Solía dormirme mientras estudiaba. Mis párpados se convertían en plomo y comenzaban su irremediable camino hacia el eclipse. La primera vez que me pasó fue frente al libro de latín. Tenía examen al día siguiente. Estudiaba las declinaciones y pasada la medianoche el cansancio me venció e inicié un viaje astral que duró hasta el amanecer. Entonces me sobrevino un sudor repentino y comprendí que no valía para aquello.
Estaba claro que yo no era una lumbrera, sin embargo, a veces la vida me sonreía. Por ejemplo, cuando le vi las tetas a Rebeca S., la chica bandera del instituto. Ella tenía dieciséis años, iba tres cursos por delante de mí y traía locos a todos los chicos. Lo que escondía detrás su sujetador se había convertido en algo más que un buen par de peras. Aquellas tetas eran el mejor embajador de nuestro instituto. Eran mucho mejor que nuestro equipo de futbol, mucho mejor que nuestro uniforme y mucho mejor que aquella aburrida publicidad que enviaban regularmente a nuestros buzones. Nuestro instituto ya no tenía nombre, era el instituto de Rebeca S.
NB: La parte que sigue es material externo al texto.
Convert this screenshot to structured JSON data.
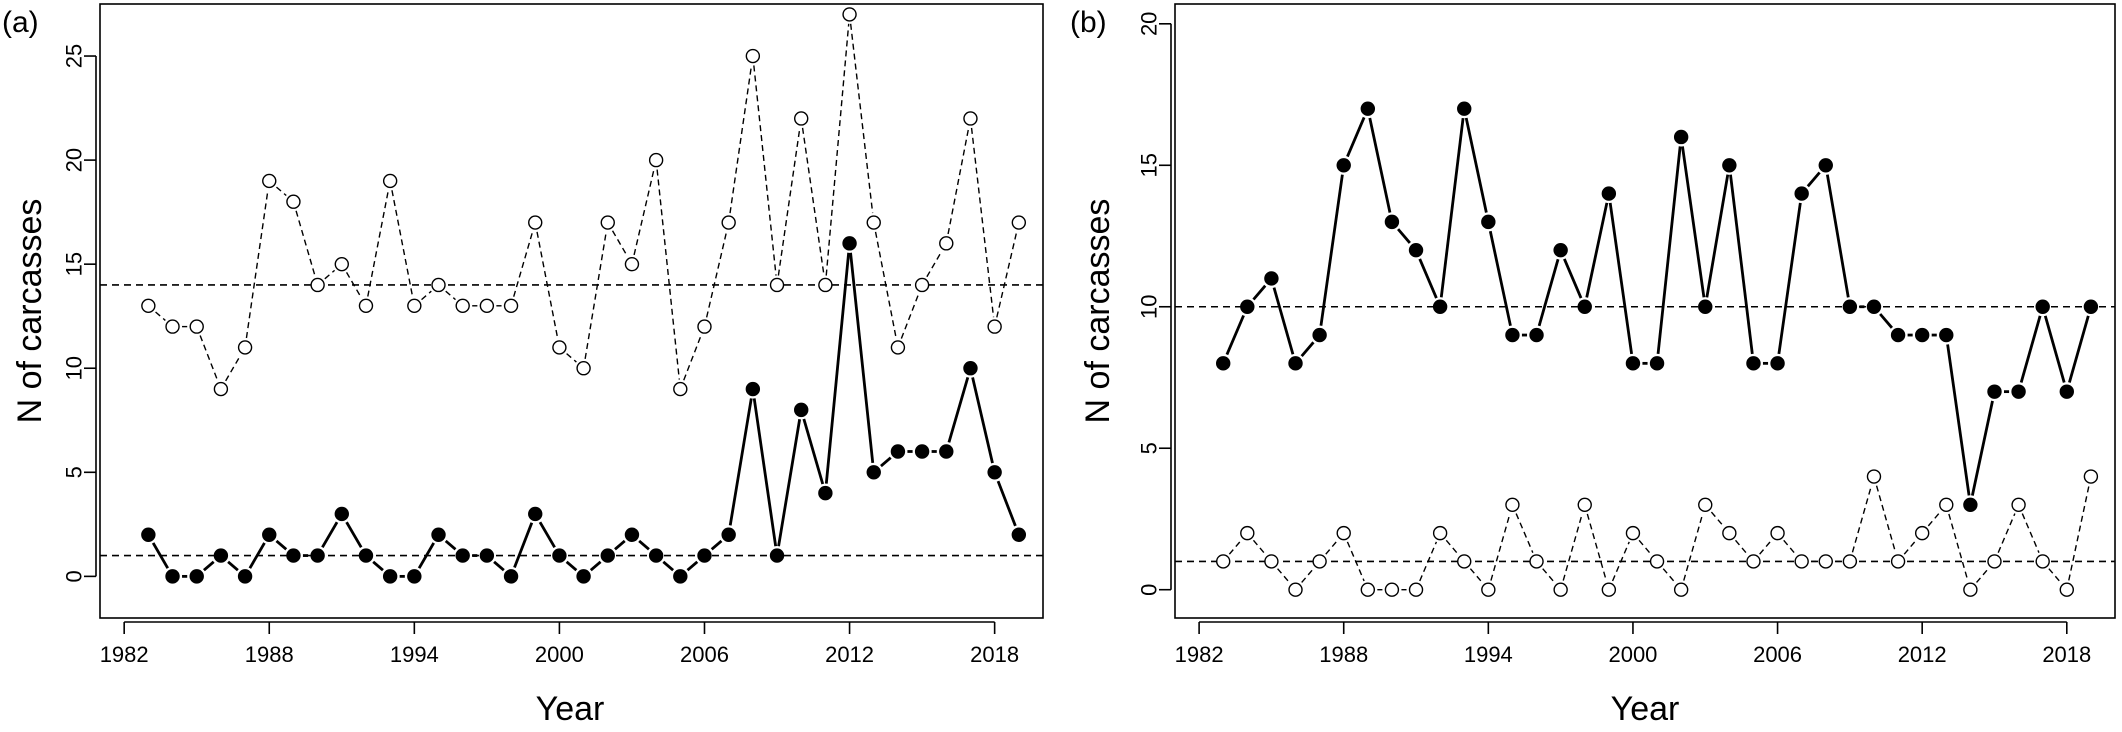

Me costaba horrores empollar. Era sentarme bajo el flexo y salir despedido de la silla a tocar la guitarra, a leer un cómic o a ver cualquier bodrio en la tele, y claro, luego llegaban las notas y las broncas. Una vez mamá no se conformó con decir que aquello era una vergüenza y que si pensaba ser un borrego toda mi vida. Además, escondió mi guitarra. La verdad es que había tantas cifras en rojo en mis calificaciones que mis apellidos en azul destacaban como si fueran fluorescentes. Ni siquiera se me daba bien la gimnasia, pero de ahí a esconderme la guitarra había un buen trecho.
Lo de Rebeca S. fue una suerte. Había accedido de mala gana a ir esa tarde de compras con mamá. Fuimos al centro y ya de vuelta, después de haber comprado los pantalones que yo necesitaba, entramos en una tienda de moda que compartía medianera con una antigua iglesia. Mamá eligió algunas prendas y luego pasó al probador. Yo permanecía fuera esperando, contando cada segundo consumido por el aburrimiento, pero, de repente, la vida me sonrió. Una cortina de otro de los probadores permanecía a medio correr y mi mirada se deslizó furtivamente hacia su interior. Allí, rodeada de un halo de color crema, se destacaba el reflejo del torso de una muchacha de pechos exuberantes. No era otra que nuestra Rebeca S., a la que apenas saludé tímidamente cuando salió. Fue sólo un instante, aunque pasaron semanas antes de que yo pudiera pensar en otra cosa antes de acostarme.
Revolví toda la casa buscando la guitarra, habitación por habitación. Llegué incluso a mirar dentro de los cajones de la mesilla, en el congelador y debajo de los colchones. Absurdo, lo sé, pero incluso así, todo fue inútil. Llegué a pensar que mamá la había hecho trizas y que después, mezclada con migas de pan, se las había dado de comer a las palomas. Aquello me dolió, no me hubiera importado que me escondieran la tele, pero mi guitarra…
«Has de forjarte un porvenir. Mira a tu hermano que ya es médico», decía mamá. Eso sí que me reventaba. Mi hermano mayor tenía los ojos azules y yo unos simples ojos marrones. Yo me pasaba los días dibujando chicas en bragas en los márgenes de mis libros de texto y él coleccionando libros de cirugía. Sin duda, mi hermano y yo destrozábamos todas las leyes de la genética. A su lado yo parecía un extraterrestre. Yo era E.T. y él Elliot. Yo era el octavo pasajero y él Sigourney Weaver.
Mi guitarra apareció a las tres semanas. Mamá se la había llevado al trabajo. ¡Cómo carajo iba yo a encontrarla así! Mamá y yo nos parecemos mucho en esto. Me refiero a que los dos somos realmente testarudos, si nos empeñamos en una cosa no paramos hasta conseguirla. Yo estaba empeñado en convertirme en una estrella.